The fixity of this instinct is, moreover, soundly evident in the similarity of the present salutation to that of more than a hundred years ago. Fortunately we have an exact means of comparison. The Polite Academy, or School of Behaviour, published in London in 1780, devotes a chapter to ’Of walking and saluting, passing by.’ The directions are explicit.
‘If you bow to any one passing by, do it in this manner: raise the right hand to your hat gracefully.
‘Put your fore-finger as far as the crown, and your thumb under the brim, and then raise it from your head gracefully and easily.
‘Look at the person you bow to, and hold your body gently forward.
‘Hold your left arm straight down at your side, neither drawing it forward or backward.
‘Move the right leg, if the person goes by on the right side, and keep the other firm.
‘If the person goes by on the left side, move the left leg, and keep the right firm.
‘ Let your body be bowed moderately, not too much.’

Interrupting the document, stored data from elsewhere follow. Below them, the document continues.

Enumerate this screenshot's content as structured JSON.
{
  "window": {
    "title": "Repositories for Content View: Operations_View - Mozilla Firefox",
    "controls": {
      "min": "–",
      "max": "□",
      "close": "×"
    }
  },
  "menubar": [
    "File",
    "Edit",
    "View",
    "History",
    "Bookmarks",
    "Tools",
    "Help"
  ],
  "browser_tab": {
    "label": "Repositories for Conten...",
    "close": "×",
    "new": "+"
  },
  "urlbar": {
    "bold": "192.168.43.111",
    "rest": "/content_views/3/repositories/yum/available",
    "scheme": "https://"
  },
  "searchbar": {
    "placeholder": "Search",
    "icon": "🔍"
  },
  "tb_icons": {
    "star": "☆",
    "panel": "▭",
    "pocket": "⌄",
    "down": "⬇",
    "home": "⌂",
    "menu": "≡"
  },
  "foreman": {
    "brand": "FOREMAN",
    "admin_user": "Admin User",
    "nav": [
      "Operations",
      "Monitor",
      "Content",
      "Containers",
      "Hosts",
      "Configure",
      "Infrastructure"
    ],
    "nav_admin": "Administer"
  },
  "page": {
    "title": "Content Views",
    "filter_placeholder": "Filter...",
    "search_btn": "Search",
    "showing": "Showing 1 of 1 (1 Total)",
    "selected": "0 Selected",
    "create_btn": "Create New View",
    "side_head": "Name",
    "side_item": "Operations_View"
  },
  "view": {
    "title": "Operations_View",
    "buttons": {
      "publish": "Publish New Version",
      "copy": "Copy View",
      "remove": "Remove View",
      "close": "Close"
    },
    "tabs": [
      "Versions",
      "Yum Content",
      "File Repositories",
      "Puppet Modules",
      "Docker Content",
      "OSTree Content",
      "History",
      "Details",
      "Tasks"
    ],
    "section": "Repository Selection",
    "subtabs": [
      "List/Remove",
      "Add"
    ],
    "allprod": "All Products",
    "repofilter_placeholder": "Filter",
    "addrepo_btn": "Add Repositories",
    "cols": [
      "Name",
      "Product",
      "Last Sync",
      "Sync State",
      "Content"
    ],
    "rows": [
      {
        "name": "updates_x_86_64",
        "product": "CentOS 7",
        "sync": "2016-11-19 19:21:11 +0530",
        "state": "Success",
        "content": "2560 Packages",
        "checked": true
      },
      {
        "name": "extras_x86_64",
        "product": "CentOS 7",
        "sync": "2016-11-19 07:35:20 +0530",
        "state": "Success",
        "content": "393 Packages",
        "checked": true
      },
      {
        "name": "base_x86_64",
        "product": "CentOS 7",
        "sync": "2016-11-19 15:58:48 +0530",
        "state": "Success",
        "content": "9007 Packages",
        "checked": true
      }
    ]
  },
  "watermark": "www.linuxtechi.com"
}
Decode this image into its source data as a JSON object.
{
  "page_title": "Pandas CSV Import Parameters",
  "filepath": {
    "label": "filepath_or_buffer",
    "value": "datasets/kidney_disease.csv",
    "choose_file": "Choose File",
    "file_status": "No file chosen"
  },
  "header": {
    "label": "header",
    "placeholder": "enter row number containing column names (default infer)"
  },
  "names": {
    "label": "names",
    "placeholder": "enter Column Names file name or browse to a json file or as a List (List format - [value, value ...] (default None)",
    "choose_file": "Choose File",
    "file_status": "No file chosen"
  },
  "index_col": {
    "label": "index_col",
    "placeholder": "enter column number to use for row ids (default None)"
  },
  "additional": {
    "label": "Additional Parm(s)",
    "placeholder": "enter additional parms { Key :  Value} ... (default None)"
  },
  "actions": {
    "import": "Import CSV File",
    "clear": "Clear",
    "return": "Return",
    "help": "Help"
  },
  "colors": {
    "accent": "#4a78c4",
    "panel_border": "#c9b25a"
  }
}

These are excellent directions, as good now as they ever were, although not at present followed with the exactness that the School of Behaviour desired of its pupils. Everything, including the leg, moves more rapidly than it used to, and it is difficult to suit the right leg or the left quite so judiciously to the position of the person who is being saluted. It is, in fact, a little difficult to work these relations out with a paper and pencil. The soft hat — an admittedly informal article even in the hat advertisements — does not permit so nice an adjustment of thumb and fore-finger: indeed, young men representing the culture of our greatest universities tend to grasp it recklessly by the top, somewhat as a hurried Indian might grasp an enemy’s scalp-lock, and snatch it from the head in a way that would shock any School of Behaviour beyond polite expression. But the elevation of the Derby and of the Tall Hat (the first comparatively modern, and the other a descendant of the headgear worn by Sir Walter Raleigh, who followed the new fashion set by his friend, the Earl of Essex, when that gentle favorite of the Queen trimmed the brim and raised the crown of his own previously flapping beaver) is still recognizably like the result aimed at by these eighteenth-century directions. And the reckless individuality with which the brim is handled st ill further proves that the whole process has become automatic.
Whether or not this automatism is a desirable condition is another matter. It would perhaps be better, when a man lifts his hat to a woman, if he realized more fully what he is doing. And he would then realize, despite all arguments to the contrary, that the symbolism of the act is well worth the very slight risk of a cold in ‘one’s valuable head.’